The dilapidated office structure houses both its national and Greater Accra Regional offices, a situation he said makes their working environment uncomfortable because the premises gets choked during working hours.
“One of the key problems is visibility. It was around 2006/2007 when UNDP came in to help us to set up mediation centres as pilot projects. We tested it and realized that it helped a lot. The project led to the recruitment of mediators and the establishment of three offices but after the project ended nothing has happened again. We have been unable to recruit professionals,’ he said.
He added, ‘we are the unofficial public defender but we do not have suitable people for the job. By law, we are supposed to be in every region and in every district of this country but due to lack of resources we cannot rent.’

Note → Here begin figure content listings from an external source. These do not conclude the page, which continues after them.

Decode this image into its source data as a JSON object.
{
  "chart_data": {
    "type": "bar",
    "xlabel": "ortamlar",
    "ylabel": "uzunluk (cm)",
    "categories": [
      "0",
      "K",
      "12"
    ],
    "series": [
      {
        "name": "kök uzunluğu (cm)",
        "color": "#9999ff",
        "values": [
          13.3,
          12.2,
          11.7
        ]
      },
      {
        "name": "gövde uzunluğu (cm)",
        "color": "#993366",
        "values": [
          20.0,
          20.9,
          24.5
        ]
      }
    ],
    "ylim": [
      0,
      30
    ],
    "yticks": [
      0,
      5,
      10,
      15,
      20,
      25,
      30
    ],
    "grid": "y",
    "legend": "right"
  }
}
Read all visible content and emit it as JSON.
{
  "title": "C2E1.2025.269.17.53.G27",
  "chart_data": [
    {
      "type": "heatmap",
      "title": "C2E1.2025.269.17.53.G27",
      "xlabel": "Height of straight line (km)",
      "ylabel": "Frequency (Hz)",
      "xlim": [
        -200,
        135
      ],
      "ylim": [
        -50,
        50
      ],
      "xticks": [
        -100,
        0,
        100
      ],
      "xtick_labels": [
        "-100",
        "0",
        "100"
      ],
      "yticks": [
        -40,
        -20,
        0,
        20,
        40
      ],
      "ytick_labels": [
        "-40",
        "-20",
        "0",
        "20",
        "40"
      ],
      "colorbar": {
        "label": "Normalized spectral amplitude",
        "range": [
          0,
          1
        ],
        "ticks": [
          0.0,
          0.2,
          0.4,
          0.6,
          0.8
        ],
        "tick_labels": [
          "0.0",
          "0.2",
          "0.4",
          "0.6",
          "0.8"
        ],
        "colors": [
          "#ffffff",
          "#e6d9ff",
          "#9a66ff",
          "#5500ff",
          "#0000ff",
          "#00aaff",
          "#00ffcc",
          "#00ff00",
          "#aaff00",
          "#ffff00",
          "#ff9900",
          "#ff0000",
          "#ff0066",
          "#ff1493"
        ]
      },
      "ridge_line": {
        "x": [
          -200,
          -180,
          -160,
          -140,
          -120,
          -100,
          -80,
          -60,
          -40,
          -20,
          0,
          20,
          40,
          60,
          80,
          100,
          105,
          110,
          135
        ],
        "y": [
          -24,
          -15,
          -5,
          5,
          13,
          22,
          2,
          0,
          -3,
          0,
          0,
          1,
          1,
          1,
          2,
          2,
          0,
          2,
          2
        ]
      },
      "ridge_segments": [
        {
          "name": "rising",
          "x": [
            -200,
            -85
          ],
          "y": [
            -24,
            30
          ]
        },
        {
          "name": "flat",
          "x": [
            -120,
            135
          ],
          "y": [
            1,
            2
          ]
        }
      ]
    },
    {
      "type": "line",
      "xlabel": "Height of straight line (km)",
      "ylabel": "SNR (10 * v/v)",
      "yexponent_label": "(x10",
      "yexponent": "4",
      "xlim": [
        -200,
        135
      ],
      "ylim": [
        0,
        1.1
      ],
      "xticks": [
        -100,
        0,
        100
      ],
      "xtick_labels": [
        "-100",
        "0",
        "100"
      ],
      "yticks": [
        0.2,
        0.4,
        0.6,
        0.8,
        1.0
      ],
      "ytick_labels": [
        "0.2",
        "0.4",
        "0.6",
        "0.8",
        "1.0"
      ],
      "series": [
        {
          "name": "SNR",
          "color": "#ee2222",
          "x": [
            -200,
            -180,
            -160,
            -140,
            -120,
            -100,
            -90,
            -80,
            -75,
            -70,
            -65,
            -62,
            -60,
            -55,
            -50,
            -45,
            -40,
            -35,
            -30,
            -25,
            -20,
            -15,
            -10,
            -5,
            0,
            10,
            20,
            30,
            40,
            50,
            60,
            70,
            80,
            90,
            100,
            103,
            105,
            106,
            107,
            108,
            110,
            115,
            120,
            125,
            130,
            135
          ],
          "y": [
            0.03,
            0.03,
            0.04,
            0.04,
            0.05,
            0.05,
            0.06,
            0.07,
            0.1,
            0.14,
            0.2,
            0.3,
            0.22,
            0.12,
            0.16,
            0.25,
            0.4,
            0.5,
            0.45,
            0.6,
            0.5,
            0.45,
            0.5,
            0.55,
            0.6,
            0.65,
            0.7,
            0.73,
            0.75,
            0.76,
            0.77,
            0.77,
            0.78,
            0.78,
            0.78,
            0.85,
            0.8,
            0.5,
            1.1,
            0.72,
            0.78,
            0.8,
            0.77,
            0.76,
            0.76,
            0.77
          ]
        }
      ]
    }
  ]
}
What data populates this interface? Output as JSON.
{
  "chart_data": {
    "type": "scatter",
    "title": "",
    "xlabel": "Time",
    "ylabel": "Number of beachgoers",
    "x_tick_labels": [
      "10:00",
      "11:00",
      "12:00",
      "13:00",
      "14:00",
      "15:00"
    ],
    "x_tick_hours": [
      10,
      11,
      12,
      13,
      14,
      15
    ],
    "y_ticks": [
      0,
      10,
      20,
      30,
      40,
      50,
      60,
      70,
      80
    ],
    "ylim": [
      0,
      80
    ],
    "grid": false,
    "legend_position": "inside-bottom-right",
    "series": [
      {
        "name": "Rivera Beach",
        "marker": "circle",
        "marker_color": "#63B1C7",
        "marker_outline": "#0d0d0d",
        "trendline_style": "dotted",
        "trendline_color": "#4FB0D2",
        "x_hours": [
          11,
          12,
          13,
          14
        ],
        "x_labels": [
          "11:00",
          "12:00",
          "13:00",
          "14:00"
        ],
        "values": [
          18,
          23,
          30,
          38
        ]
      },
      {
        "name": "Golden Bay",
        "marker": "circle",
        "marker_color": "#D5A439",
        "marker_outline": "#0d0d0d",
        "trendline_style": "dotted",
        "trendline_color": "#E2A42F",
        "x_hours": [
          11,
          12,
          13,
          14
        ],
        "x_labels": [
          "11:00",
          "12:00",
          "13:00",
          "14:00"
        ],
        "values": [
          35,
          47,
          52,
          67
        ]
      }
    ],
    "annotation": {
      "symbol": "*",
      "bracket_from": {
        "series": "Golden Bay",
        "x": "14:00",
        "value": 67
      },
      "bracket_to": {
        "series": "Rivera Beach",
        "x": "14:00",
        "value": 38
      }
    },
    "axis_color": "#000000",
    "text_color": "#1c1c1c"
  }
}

Mr. Amoah however said the Commission is gradually stepping up its services as it is gaining independence from the Attorney General’s department.
“We needed a regime change meanwhile we were under the Attorney General’s department so our performance had a direct impact on the AG. Technically, they will not give you much money to fight them. We made a point to get our independence to become hundred percent autonomous. We have started expanding our offices adding an additional three to that of Weija Gbawe,’ he said.
He appealed to CCF to support the Commission through its advocacy.
The Executive Director of CCF, Ibrahim Oppong Kwarteng briefed Mr. Amoah on the DVLA project and sought the Legal Aid Commission’s partnership to help improve its services.
“We know the challenges the Legal Aid Commission is facing and we think that as part of the OSIWA project it will be ideal if we could partner with Legal Aid. We could work together to drum home the challenges of the Commission,’ he said.
The Open Society Initiative for West Africa (OSIWA), established in 2000, is a grant-making and advocacy organization focused on equality, justice, democratic governance, human rights, and knowledge generation. It is part of the global network of Open Society Foundations spread across 37 countries around the world. He said the Assemblies outrageously fine these vagrants for committing petty offences.